La pistola s'inceppa, l'argentina Kirchner si salva. I grilletti un po' troppo facili contro i politici
Sullo sfondo dell'attentato contro la vicepresidente dell'Argentina c'è un paese in cui il "clima d'odio" è sempre più forte
Ha avvicinato una pistola Bersa Thunder 380, con numero di matricola cancellato, fino a pochi centimetri dalla testa della vicepresidente argentina Cristina Kirchner e ha premuto il grilletto, ma l’arma non ha sparato. Non si sa perché: le perizie indicano che c’erano cinque colpi nel caricatore, e che la pistola era perfettamente funzionante. In Argentina erano le 21, le 2 di notte italiane. L’attentatore è un trentacinquenne nato in Brasile, autista di Uber. Si chiama Fernando Andres Sabag Montiel: ama il death metal, ha la mania di aspettare i musicisti fuori dalla porta e secondo quello che riferiscono i conoscenti dice spesso “cose insensate” e veste “da freak”; ha una passione per i simboli del nazismo esoterico. Di recente, intervistato per caso dalla televisione in quota “voci dalla strada”, aveva attaccato gli immigrati che “vengono a spacciare droga” e a prendere l’equivalente argentino del reddito di cittadinanza. Se da un lato l’autore di questo tentato omicidio sembra poco motivato politicamente, dall’altro, in Argentina, l’episodio ha riaperto il dibattito su una frattura sociale insanabile, con l’economia argentina che va sempre più giù, e l’inflazione al 71 per cento.
Nel 2019 l’ex presidente Cristina Kirchner si era fatta eleggere vicepresidente apposta perché la connessa presidenza del Senato garantisce l’immunità. Il 22 agosto scorso, però, due pm hanno chiesto per lei dodici anni di carcere e il divieto di ricoprire cariche pubbliche per le accuse di corruzione su appalti pubblici. Questo ha contribuito allo scontro nella coalizione Frente de Todos tra la componente più populista di Cristina e quella più moderata del presidente Alberto Fernández. Il 4 luglio il ministro dell’Economia Martín Guzmán, allievo del premio Nobel Joseph Stiglitz e uomo del presidente, è stato sostituito dalla kircherista Silvina Batakis, che però ha retto soltanto un mese. Al suo posto è andato Sergio Massa, esponente di una terza componente che si è dimesso da presidente della Camera, e che vuol essere il prossimo presidente del paese. Ma un sondaggio del 24 agosto lo dà solo terzo, col 18,7 per cento delle intenzioni di voto. Lo supera il capo di governo della Città di Buenos Aires Horacio Antonio Rodríguez Larreta, esponente dell’alleanza di centro-destra Juntos por el Cambio di Mauricio Macri al 31, ma addirittura Jasvier Milei: una specie di Bolsonaro argentino che sta al 20,9.
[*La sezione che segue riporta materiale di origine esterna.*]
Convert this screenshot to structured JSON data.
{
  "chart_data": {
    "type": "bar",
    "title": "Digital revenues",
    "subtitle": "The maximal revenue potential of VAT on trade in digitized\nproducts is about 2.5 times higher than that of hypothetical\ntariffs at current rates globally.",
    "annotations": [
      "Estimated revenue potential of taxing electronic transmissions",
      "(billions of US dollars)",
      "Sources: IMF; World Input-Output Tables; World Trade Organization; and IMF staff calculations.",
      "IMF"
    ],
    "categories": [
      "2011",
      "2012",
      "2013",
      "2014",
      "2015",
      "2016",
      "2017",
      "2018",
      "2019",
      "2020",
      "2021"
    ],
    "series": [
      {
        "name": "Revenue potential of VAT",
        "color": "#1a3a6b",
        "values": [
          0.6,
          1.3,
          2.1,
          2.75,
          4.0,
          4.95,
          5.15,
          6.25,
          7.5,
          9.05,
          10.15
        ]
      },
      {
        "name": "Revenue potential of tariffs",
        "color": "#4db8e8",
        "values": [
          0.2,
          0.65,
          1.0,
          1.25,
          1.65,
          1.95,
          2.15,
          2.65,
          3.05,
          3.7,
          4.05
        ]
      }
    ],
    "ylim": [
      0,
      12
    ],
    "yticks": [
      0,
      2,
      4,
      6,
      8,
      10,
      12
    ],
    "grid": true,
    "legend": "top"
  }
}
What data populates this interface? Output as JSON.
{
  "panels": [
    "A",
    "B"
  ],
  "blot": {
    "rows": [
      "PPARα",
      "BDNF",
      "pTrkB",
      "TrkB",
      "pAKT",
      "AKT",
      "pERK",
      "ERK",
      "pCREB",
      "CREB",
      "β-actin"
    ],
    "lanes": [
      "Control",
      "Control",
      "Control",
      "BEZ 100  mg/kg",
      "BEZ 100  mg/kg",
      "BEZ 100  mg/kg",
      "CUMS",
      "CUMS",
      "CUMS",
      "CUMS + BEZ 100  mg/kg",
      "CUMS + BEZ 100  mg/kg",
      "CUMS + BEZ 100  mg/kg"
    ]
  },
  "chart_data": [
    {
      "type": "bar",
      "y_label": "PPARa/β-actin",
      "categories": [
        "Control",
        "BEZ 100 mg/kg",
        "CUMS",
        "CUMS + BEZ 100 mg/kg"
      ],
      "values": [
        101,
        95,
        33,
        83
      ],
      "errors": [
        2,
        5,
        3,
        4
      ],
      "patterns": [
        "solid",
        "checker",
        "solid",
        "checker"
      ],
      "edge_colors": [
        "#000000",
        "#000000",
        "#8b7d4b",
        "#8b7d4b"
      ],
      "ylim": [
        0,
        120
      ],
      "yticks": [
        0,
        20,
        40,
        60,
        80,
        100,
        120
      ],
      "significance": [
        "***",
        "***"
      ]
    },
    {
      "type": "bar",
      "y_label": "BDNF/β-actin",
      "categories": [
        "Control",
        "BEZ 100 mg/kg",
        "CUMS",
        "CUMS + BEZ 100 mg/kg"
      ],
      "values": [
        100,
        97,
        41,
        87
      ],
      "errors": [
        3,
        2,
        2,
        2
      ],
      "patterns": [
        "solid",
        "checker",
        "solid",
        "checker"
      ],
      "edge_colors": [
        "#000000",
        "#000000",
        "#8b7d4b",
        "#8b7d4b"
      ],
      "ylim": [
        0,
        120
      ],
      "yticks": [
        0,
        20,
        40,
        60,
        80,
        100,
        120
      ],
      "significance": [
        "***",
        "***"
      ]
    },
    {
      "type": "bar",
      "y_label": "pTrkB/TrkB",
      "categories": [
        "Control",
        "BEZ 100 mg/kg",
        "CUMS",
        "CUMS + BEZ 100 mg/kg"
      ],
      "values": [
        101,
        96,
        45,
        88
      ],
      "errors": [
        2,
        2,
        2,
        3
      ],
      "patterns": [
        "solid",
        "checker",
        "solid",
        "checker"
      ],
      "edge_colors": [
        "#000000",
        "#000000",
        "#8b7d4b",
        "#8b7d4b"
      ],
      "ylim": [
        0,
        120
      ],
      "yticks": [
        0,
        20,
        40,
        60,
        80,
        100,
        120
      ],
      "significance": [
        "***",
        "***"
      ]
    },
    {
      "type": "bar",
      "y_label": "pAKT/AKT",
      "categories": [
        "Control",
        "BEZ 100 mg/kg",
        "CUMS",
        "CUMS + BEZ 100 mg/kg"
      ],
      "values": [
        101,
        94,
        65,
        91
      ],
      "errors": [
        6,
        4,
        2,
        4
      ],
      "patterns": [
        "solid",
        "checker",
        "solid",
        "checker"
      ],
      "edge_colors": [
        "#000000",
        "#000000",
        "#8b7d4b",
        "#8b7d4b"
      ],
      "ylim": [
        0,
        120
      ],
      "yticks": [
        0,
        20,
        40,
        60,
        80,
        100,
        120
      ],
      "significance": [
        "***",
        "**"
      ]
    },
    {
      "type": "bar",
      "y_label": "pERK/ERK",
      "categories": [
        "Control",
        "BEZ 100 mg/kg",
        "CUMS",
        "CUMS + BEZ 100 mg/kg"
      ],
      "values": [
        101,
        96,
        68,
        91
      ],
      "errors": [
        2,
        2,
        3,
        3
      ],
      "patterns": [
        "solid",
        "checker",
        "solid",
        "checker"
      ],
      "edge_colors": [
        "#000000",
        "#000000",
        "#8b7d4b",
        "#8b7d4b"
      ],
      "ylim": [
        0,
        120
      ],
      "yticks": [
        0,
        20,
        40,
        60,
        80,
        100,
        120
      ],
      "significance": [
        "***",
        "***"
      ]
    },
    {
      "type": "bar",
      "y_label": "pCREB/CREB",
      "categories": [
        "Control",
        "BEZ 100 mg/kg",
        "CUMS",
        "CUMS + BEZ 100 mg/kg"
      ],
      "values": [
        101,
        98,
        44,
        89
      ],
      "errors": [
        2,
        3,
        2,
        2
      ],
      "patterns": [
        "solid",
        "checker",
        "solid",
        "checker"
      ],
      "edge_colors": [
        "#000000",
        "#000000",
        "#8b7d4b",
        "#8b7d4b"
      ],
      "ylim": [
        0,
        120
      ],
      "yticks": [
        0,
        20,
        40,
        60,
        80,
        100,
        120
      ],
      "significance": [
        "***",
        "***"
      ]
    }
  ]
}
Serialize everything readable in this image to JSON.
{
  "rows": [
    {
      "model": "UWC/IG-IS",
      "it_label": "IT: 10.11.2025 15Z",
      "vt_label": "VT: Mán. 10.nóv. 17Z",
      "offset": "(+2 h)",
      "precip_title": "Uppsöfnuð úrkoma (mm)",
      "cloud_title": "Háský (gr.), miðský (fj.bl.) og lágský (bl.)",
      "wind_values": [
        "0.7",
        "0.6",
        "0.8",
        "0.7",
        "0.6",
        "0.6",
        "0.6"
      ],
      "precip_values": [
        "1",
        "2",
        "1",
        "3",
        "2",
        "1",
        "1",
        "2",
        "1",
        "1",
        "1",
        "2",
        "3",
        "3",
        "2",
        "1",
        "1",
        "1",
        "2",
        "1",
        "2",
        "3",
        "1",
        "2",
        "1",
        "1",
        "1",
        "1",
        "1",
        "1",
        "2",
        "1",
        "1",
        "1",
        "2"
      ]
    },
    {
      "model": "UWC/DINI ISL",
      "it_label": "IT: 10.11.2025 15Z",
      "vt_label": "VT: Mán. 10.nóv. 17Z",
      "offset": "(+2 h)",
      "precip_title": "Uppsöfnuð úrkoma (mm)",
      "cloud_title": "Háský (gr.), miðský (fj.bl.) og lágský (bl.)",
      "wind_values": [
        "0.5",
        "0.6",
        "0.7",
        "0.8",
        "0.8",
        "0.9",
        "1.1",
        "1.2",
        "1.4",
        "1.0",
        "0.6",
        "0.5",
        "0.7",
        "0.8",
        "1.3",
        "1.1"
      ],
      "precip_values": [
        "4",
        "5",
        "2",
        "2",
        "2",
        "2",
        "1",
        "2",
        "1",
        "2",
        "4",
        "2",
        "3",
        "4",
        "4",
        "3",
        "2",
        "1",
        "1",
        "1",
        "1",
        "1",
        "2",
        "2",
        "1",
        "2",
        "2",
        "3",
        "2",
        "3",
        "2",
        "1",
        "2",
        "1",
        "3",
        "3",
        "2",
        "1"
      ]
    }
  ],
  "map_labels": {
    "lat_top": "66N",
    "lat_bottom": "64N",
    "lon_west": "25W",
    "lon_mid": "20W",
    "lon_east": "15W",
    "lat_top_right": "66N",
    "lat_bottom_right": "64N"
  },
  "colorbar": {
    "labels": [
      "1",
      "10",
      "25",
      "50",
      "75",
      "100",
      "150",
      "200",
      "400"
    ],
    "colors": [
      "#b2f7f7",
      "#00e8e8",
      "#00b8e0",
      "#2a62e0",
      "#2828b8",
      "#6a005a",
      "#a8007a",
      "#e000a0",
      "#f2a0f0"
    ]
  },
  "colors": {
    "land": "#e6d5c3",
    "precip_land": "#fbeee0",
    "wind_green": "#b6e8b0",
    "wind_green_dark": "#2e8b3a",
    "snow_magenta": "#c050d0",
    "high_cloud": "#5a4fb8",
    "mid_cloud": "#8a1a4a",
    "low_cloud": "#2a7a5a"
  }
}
La difficoltà ha però galvanizzato la base kirchnerista. Dopo che Fernández ha fatto sottoscrivere un appello contro la “ingiustificabile persecuzione giudiziaria” dai presidenti del Messico, Andrés Manuiel López Obrador, della Colombia, Gustavo Petro, e della Bolivia, Luis Arce, sabato scorso i militanti hanno organizzato una marcia di sostegno davanti a casa di Cristina, che si è scontrata con la polizia della capitale – 12 agenti sono stati feriti, quattro manifestanti arrestati. Da allora è continuato un picchetto di solidarietà di fronte alla porta. L’attentatore si è lanciato contro la vicepresidente di ritorno dal Senato che, dopo essere scesa dall’auto di servizio, stava per salutare i sostenitori. Gli agenti della Polizia federale che dovevano sorvegliare i manifestanti sono subito scattati, ma se la pistola avesse funzionato non ci sarebbe stato niente da fare.
Sia militanti e dirigenti kirchneristi sia leader di sinistra stranieri che hanno condannato il gesto hanno fatto riferimento al “clima di odio”: il brasiliano Lula ha definito l’attentatore “fascista”, il boliviano Evo Morales ha attaccato la “destra” e “l’imperialismo”. Ma nell’intervista in tv l’attentatore se la era presa anche con Millei, e solidarietà a Cristina Kirchner è stata subito espressa da Juntos per il Cambio, dall’ex presidente argentino Mauricio Macri, e anche dal presidente dell’Osa. Luis Almagro, che con la Kirchner ha spesso avuto un rapporto conflittuale. Cinquanta senatori di Juntos por el Cambio e Frente de Todos assieme già tre ore dopo l’attentato avevano accordato di dare una “risposta istituzionale” congiunta.